In response, Dyno Therapeutics has developed methods using AI and large-scale in vivo data collection to engineer AAV capsids with improved properties for tissue targeting, immunity, and manufacturability.
The company’s Low-Shot Efficient Accelerated Performance (LEAP) technology, combined with its capacity to conduct billions of in vivo sequence-function measurements each month, supports the optimisation of capsids at a rapid pace.
Dyno Therapeutics founder and CEO Eric Kelsic said: “This new collaboration with Roche, focused on developing next-generation gene therapies for underserved patients with life-altering neurological diseases, is a testament to the outstanding progress made by Dyno’s platform and to the commitment we make to partners in all of our projects.
“Our approach combines extensive in vivo data with the world’s most advanced AI models for sequence-function prediction, empowering Dyno capsid engineers with industry-leading capabilities for solving the longstanding challenge of therapeutic gene delivery.”
As part of the agreement, Dyno Therapeutics will lead the design and discovery of new AAV capsids with enhanced functional capabilities. Roche will focus on validating these capsids and managing subsequent preclinical, clinical, and commercialisation activities related to multiple neurological gene therapy products using the novel capsids from Dyno Therapeutics.

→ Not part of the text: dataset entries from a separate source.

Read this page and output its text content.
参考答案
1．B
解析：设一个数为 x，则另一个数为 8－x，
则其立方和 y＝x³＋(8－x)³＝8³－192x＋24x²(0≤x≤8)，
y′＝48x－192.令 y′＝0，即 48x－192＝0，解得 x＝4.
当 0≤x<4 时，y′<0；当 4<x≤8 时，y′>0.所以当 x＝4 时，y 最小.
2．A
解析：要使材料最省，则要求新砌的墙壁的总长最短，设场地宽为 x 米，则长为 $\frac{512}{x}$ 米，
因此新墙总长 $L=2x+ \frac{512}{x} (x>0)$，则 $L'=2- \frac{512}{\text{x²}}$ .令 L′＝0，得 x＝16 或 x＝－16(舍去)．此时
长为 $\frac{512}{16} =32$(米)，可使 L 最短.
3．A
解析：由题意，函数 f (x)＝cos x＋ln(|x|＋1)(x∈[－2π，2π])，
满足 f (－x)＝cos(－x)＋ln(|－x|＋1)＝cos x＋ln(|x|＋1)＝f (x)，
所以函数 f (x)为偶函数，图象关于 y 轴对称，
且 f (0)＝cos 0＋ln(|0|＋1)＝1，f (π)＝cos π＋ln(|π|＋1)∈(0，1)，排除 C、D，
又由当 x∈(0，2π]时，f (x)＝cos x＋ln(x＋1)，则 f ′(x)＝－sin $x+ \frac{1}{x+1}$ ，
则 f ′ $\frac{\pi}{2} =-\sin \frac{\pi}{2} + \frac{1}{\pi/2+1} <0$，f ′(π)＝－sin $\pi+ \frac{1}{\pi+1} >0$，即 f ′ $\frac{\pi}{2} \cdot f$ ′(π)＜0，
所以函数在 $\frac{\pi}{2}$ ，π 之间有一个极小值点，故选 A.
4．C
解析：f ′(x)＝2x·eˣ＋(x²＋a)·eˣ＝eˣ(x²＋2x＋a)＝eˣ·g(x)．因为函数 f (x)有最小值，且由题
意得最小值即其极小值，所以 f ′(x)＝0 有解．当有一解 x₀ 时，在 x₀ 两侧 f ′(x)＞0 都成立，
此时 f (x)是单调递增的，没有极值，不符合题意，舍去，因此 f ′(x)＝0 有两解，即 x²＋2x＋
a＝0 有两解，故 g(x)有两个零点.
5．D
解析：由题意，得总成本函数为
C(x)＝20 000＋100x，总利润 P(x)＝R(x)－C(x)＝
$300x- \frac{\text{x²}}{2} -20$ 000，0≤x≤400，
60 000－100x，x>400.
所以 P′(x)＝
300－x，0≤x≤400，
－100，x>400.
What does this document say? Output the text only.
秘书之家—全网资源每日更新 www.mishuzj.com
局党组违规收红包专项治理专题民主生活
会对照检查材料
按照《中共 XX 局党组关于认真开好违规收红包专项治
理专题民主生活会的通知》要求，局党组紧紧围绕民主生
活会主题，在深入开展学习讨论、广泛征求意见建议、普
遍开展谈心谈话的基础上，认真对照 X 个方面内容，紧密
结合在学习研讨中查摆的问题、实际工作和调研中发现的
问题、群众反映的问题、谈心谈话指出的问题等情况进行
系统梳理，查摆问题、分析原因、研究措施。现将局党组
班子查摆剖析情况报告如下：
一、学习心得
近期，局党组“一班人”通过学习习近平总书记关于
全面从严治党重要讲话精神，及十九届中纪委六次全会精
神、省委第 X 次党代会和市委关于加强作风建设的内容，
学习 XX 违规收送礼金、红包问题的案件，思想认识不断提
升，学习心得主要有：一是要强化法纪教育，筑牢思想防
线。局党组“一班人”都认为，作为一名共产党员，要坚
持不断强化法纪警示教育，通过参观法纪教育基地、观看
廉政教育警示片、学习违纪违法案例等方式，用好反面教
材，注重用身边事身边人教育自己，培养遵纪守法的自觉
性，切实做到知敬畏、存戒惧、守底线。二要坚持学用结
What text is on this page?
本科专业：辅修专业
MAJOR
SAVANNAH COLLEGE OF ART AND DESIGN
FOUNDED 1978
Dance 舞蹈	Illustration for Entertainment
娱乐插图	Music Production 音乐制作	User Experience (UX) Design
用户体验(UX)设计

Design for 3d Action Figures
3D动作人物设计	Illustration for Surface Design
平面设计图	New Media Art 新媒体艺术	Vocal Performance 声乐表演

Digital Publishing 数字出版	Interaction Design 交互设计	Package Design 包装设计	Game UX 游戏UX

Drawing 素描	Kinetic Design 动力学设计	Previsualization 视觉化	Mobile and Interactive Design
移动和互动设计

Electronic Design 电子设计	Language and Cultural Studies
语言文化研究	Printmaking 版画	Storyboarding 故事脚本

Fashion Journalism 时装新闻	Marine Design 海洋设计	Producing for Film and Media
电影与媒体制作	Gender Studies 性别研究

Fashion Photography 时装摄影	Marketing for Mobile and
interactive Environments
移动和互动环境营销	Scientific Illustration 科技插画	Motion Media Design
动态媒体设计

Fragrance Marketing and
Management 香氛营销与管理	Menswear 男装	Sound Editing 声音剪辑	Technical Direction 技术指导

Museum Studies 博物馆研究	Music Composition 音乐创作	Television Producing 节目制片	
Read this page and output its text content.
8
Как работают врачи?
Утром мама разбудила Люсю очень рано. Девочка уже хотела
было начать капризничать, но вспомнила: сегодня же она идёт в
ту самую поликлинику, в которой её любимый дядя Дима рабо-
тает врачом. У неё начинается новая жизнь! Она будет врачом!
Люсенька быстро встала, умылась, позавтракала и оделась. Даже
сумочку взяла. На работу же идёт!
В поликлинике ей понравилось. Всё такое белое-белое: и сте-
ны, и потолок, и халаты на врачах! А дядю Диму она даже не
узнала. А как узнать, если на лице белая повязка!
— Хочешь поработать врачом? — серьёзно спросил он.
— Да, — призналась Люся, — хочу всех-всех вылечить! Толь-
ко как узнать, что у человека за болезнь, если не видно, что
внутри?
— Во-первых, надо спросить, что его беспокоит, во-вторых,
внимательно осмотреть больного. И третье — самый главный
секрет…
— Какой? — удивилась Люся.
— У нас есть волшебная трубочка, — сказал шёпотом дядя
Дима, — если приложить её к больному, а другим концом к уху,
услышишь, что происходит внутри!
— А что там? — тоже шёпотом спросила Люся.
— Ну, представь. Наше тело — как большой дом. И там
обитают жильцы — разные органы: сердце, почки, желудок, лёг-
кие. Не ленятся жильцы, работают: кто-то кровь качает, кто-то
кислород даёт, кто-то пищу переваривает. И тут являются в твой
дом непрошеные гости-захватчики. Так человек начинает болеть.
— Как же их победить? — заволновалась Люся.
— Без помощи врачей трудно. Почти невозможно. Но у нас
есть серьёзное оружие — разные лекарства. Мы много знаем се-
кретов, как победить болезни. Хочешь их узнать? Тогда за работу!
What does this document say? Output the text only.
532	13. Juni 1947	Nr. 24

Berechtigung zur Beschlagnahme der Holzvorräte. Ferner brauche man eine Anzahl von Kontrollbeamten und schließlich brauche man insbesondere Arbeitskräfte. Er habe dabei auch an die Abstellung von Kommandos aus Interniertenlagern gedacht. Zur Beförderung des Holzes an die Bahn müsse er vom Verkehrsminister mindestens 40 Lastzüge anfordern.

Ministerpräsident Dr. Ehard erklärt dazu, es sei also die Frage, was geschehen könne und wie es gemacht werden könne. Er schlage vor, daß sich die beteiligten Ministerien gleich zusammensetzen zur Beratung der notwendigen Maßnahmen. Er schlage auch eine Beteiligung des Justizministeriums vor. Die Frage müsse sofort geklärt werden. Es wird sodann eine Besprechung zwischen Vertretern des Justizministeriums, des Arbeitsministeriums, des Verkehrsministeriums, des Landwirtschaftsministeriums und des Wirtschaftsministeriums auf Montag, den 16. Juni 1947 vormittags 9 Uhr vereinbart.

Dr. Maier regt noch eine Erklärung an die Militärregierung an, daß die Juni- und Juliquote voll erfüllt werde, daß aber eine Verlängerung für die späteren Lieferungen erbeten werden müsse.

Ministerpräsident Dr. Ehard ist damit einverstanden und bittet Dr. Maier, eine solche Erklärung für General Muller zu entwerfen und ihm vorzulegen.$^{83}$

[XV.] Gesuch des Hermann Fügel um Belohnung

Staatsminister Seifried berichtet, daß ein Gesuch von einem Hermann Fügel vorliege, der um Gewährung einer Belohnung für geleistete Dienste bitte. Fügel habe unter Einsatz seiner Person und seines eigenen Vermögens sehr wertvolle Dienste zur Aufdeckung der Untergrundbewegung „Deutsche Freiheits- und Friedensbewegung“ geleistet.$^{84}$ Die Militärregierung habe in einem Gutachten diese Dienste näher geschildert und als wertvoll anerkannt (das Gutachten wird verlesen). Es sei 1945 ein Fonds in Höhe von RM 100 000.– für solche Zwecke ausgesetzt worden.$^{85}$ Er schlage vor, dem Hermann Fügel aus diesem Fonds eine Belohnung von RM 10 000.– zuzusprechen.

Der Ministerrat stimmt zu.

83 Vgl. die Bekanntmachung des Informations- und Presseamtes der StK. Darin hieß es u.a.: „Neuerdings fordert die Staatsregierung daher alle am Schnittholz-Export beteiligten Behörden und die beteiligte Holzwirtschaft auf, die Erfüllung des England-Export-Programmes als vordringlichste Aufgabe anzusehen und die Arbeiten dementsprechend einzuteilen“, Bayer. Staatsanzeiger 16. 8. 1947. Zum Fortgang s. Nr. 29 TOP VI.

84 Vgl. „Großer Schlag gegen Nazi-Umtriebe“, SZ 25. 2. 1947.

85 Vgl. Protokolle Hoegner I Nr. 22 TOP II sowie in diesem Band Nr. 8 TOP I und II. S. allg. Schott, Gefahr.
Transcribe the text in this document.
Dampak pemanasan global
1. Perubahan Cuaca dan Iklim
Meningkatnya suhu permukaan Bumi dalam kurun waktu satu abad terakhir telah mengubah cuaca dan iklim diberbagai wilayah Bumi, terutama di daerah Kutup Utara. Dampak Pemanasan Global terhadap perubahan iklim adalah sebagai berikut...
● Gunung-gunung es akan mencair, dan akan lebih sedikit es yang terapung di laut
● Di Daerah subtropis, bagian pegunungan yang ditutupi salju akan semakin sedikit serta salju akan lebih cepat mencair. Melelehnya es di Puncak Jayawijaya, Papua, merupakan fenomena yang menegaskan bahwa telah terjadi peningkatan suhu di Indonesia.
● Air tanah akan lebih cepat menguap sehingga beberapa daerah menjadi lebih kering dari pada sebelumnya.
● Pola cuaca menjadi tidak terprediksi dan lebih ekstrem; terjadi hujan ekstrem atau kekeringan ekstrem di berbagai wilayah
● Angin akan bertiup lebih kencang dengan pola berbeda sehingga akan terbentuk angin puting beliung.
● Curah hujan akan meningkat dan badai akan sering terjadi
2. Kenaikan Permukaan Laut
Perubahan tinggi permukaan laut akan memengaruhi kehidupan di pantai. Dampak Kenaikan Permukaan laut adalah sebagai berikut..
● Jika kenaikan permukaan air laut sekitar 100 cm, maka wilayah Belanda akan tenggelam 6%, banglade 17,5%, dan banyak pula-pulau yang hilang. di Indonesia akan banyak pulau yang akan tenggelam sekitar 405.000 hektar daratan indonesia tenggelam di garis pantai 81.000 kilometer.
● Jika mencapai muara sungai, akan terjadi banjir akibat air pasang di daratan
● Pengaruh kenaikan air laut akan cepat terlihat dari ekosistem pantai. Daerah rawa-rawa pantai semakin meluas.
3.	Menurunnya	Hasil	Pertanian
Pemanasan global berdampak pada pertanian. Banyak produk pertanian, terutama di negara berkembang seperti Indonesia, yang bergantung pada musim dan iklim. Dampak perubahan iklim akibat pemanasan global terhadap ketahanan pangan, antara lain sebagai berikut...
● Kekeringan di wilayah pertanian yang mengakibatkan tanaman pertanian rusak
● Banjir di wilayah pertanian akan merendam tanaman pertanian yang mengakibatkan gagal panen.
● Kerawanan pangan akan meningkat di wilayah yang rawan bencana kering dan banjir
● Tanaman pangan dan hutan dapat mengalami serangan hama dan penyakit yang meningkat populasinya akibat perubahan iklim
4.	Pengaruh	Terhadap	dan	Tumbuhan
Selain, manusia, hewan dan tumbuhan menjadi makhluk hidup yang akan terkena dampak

Roche corporate business development Boris Zaïtra said: “We are very pleased to take our partnership with Dyno Therapeutics to the next level. Our combined knowledge and resources will allow us to explore new treatments for historically difficult-to-treat neurological diseases.
“We are dedicated to making significant advancements in this field, and part of this is partnering with companies like Dyno Therapeutics. Our previous collaboration with Dyno Therapeutics gives us great confidence to increase our investment in therapeutic gene delivery, to support our neurological disease portfolio.”